Опыт биографии. Невиновные (страница 2)
Но не только о связи времен идет здесь речь. Скорее – о намертво застывшем времени, когда в стране за долгие и долгие годы не меняется ничего. Ведь и по сей день просторы нашей необъятной Родины опутаны все той же нержавеющей, неподвластной никаким переменам железной паутиной.
В самом начале войны брат и сестра, окончившая институт в Горьком, оказываются на Алтае. Недавние горожане, они живут в глухой деревушке, населенной одними стариками и женщинами, проводившими мужей на фронт. Непривычная и тяжелая работа в поле, скудный деревенский быт – все это для юного москвича из вполне благополучной семьи, казалось, должно быть невыносимым. Однако именно здесь, среди алтайских крестьян, с редкой добротой относившихся к брату и сестре, он сумел понять нечто очень важное. То, что со временем так помогло ему найти себя как писателя и гражданина: «Мне важно здесь, в рассказе о недолгой жизни в деревне, передать прочувствованное мною и необычайно мне дорогое ощущение причастности и любви к стране, в которой я жил и родился».
Такое признание на первых порах способно озадачить читателя.
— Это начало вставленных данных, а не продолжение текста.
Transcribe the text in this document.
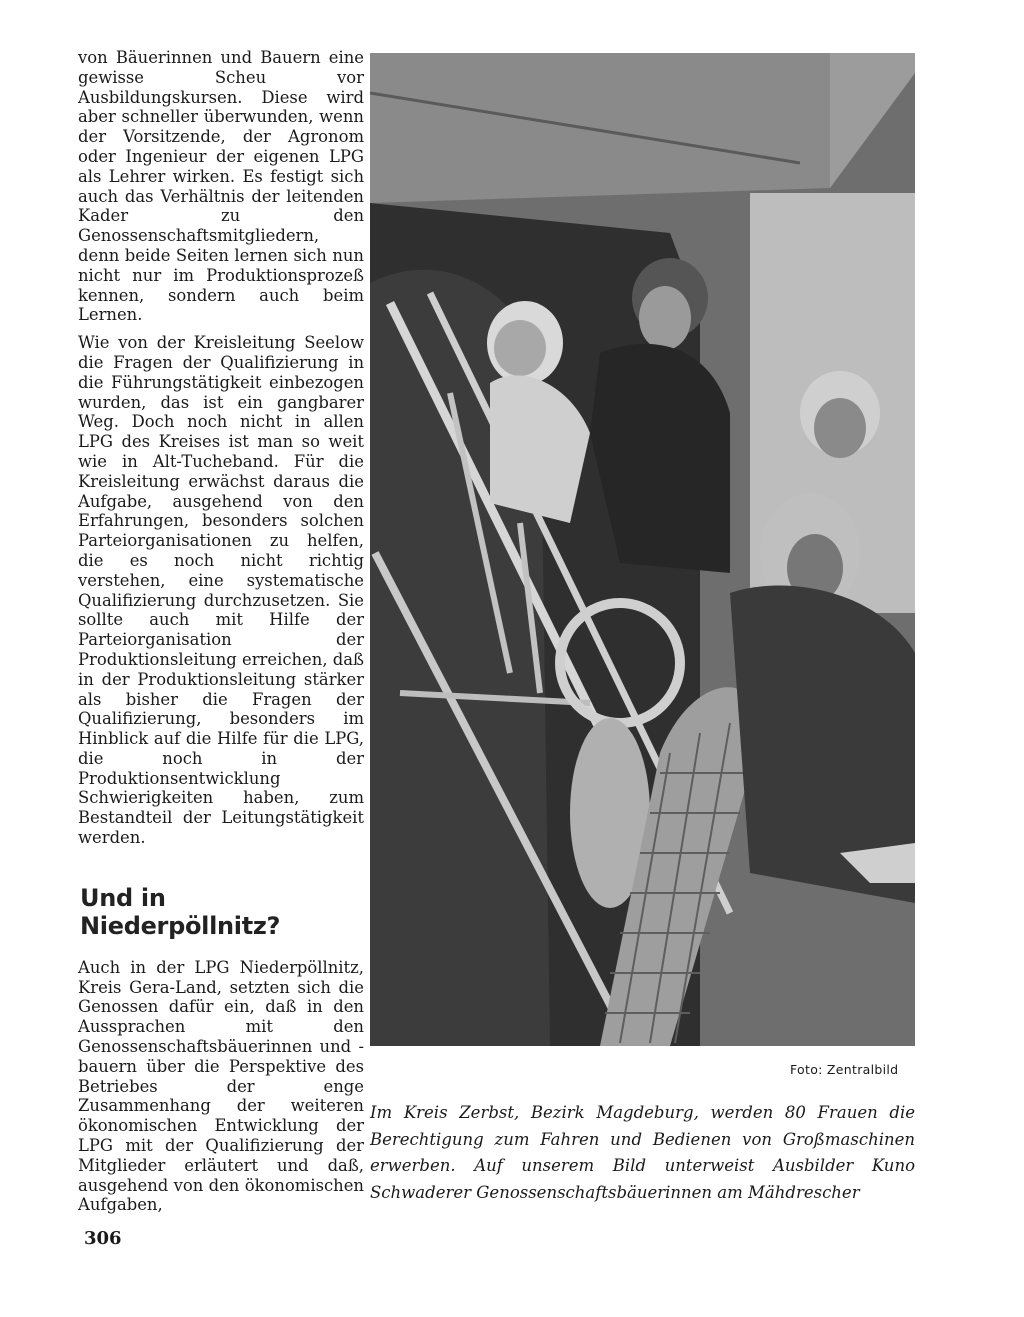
von Bäuerinnen und Bauern eine gewisse Scheu vor Ausbildungskursen. Diese wird aber schneller überwunden, wenn der Vorsitzende, der Agronom oder Ingenieur der eigenen LPG als Lehrer wirken. Es festigt sich auch das Verhältnis der leitenden Kader zu den Genossenschaftsmitgliedern, denn beide Seiten lernen sich nun nicht nur im Produktionsprozeß kennen, sondern auch beim Lernen.

Wie von der Kreisleitung Seelow die Fragen der Qualifizierung in die Führungstätigkeit einbezogen wurden, das ist ein gangbarer Weg. Doch noch nicht in allen LPG des Kreises ist man so weit wie in Alt-Tucheband. Für die Kreisleitung erwächst daraus die Aufgabe, ausgehend von den Erfahrungen, besonders solchen Parteiorganisationen zu helfen, die es noch nicht richtig verstehen, eine systematische Qualifizierung durchzusetzen. Sie sollte auch mit Hilfe der Parteiorganisation der Produktionsleitung erreichen, daß in der Produktionsleitung stärker als bisher die Fragen der Qualifizierung, besonders im Hinblick auf die Hilfe für die LPG, die noch in der Produktionsentwicklung Schwierigkeiten haben, zum Bestandteil der Leitungstätigkeit werden.

Und in Niederpöllnitz?

Auch in der LPG Niederpöllnitz, Kreis Gera-Land, setzten sich die Genossen dafür ein, daß in den Aussprachen mit den Genossenschaftsbäuerinnen und -bauern über die Perspektive des Betriebes der enge Zusammenhang der weiteren ökonomischen Entwicklung der LPG mit der Qualifizierung der Mitglieder erläutert und daß, ausgehend von den ökonomischen Aufgaben,

Foto: Zentralbild
Im Kreis Zerbst, Bezirk Magdeburg, werden 80 Frauen die Berechtigung zum Fahren und Bedienen von Großmaschinen erwerben. Auf unserem Bild unterweist Ausbilder Kuno Schwaderer Genossenschaftsbäuerinnen am Mähdrescher
306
Сын арестованного (расстрелянного к тому времени) отца, отбывающей пятилетний срок в лагере матери, изгнанный из родного дома, обреченный на нищету и скитания по стране, в любви к которой он столь пылко признается.
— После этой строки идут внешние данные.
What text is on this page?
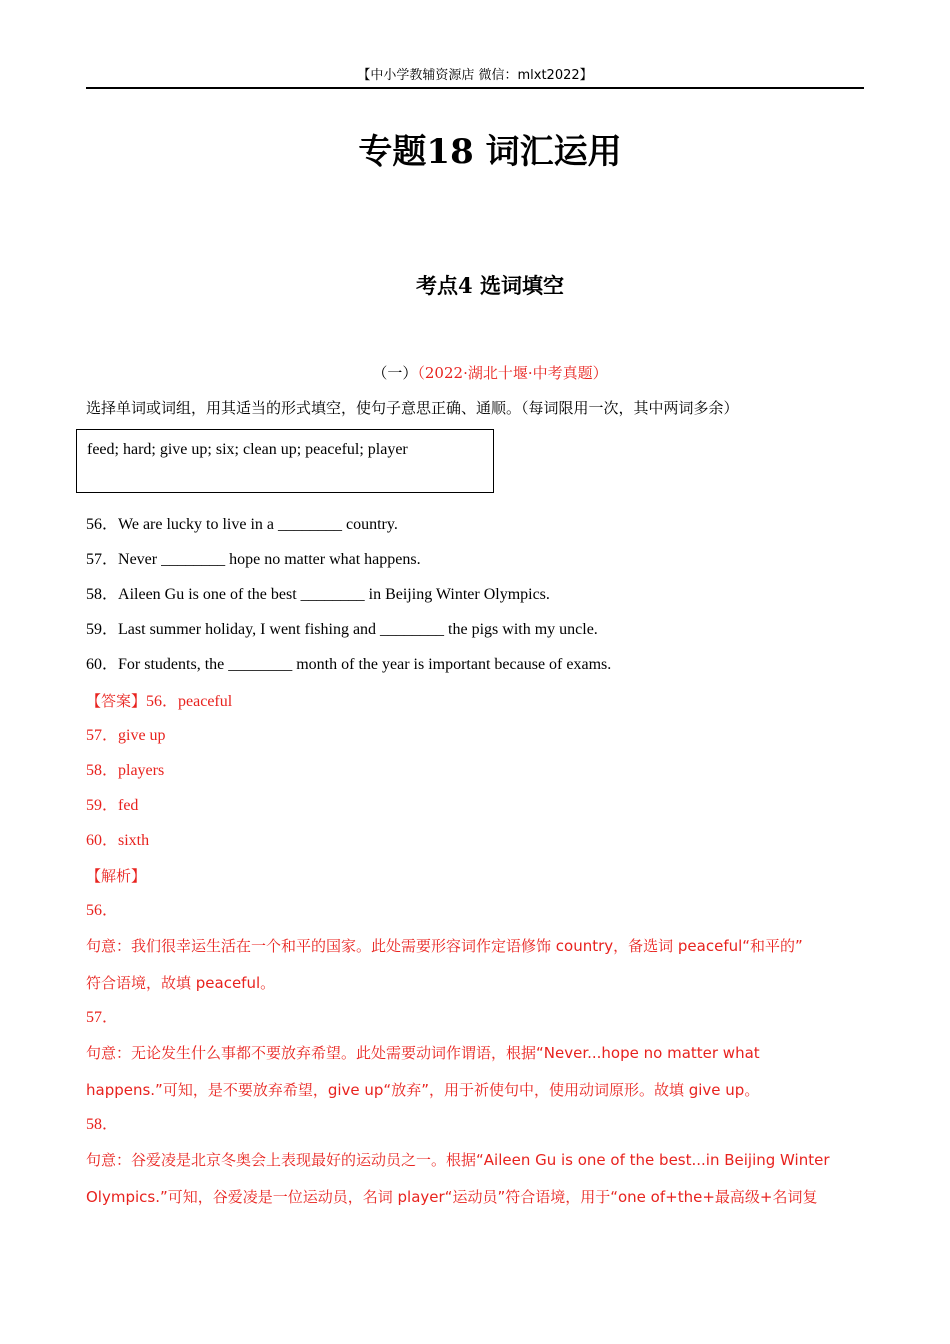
【中小学教辅资源店 微信：mlxt2022】
专题18 词汇运用
考点4 选词填空
（一）（2022·湖北十堰·中考真题）
选择单词或词组，用其适当的形式填空，使句子意思正确、通顺。（每词限用一次，其中两词多余）
feed; hard; give up; six; clean up; peaceful; player
56．We are lucky to live in a ________ country.
57．Never ________ hope no matter what happens.
58．Aileen Gu is one of the best ________ in Beijing Winter Olympics.
59．Last summer holiday, I went fishing and ________ the pigs with my uncle.
60．For students, the ________ month of the year is important because of exams.
【答案】56．peaceful
57．give up
58．players
59．fed
60．sixth
【解析】
56．
句意：我们很幸运生活在一个和平的国家。此处需要形容词作定语修饰 country，备选词 peaceful“和平的”
符合语境，故填 peaceful。
57．
句意：无论发生什么事都不要放弃希望。此处需要动词作谓语，根据“Never...hope no matter what
happens.”可知，是不要放弃希望，give up“放弃”，用于祈使句中，使用动词原形。故填 give up。
58．
句意：谷爱凌是北京冬奥会上表现最好的运动员之一。根据“Aileen Gu is one of the best...in Beijing Winter
Olympics.”可知，谷爱凌是一位运动员，名词 player“运动员”符合语境，用于“one of+the+最高级+名词复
Как бы предчувствуя это недоумение читателя своей книги, автор вскоре объяснит свое видение того, что случилось за эти годы с ним и с его семьей: «Конфликт, поломавший мою жизнь в самом ее начале, был конфликтом не со страной, даже не с государством… а с учреждениями, креслами, пиджаками с мандатами в кармане. Я это знал, понимал уже в детстве». Стоит заметить, что конфликты с «пиджаками», обладающими мандатом на власть, будут случаться в его жизни еще много раз. И на Сахалине, где он будет работать в местной газете и на местном радио, и в Москве – в редакциях «толстых» журналов, и в самом правлении Союза писателей, в который его сначала примут и из которого потом выкинут с убийственной характеристикой.
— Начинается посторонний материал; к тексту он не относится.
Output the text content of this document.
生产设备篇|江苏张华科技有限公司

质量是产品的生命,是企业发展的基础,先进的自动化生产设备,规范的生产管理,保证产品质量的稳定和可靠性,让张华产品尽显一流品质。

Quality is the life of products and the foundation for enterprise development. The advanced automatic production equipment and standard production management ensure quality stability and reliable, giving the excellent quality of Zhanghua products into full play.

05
Но еще в Московском университете (разумеется, на заочном) Феликс Светов приобрел верных друзей, сыгравших важную роль не только в его жизни, но и в развитии современной русской литературы. Каждый из них – один в стихах, а другой в литературоведческих и критических своих статьях – сумел рассказать неприкрытую правду о стране и о лжи, которой было пропитано в ней все, в том числе и творения советских классиков.
Одним из этих двоих был поэт Наум Коржавин (друзья называли его Эмка) – «странный человек небольшого роста, полноватый, в старой шинели без ремня, с голубыми чуть навыкате глазами, курносый, в незастегнутых штанах с бахромой».
Вся Москва в ту послевоенную пору заучивала наизусть его стихи с названием «Зависть»:
Можно строки нанизывать
Посложнее, попроще,
Но никто нас не вызовет
На Сенатскую площадь,
Мы не будем увенчаны…
И в кибитках снегами
Настоящие женщины
Не поедут за нами.
Пророком талантливый поэт не стал. Не за горами было время, когда стало ясно, что настоящих женщин в России хватало во все времена. И на площадь, пусть не на Сенатскую, но на Красную, «вызвались» СЕМЕРО[2] протестующих против введения советских войск в Чехословакию. Именно они, по словам другого поэта, Бориса Слуцкого, своим поступком «спасли честь России».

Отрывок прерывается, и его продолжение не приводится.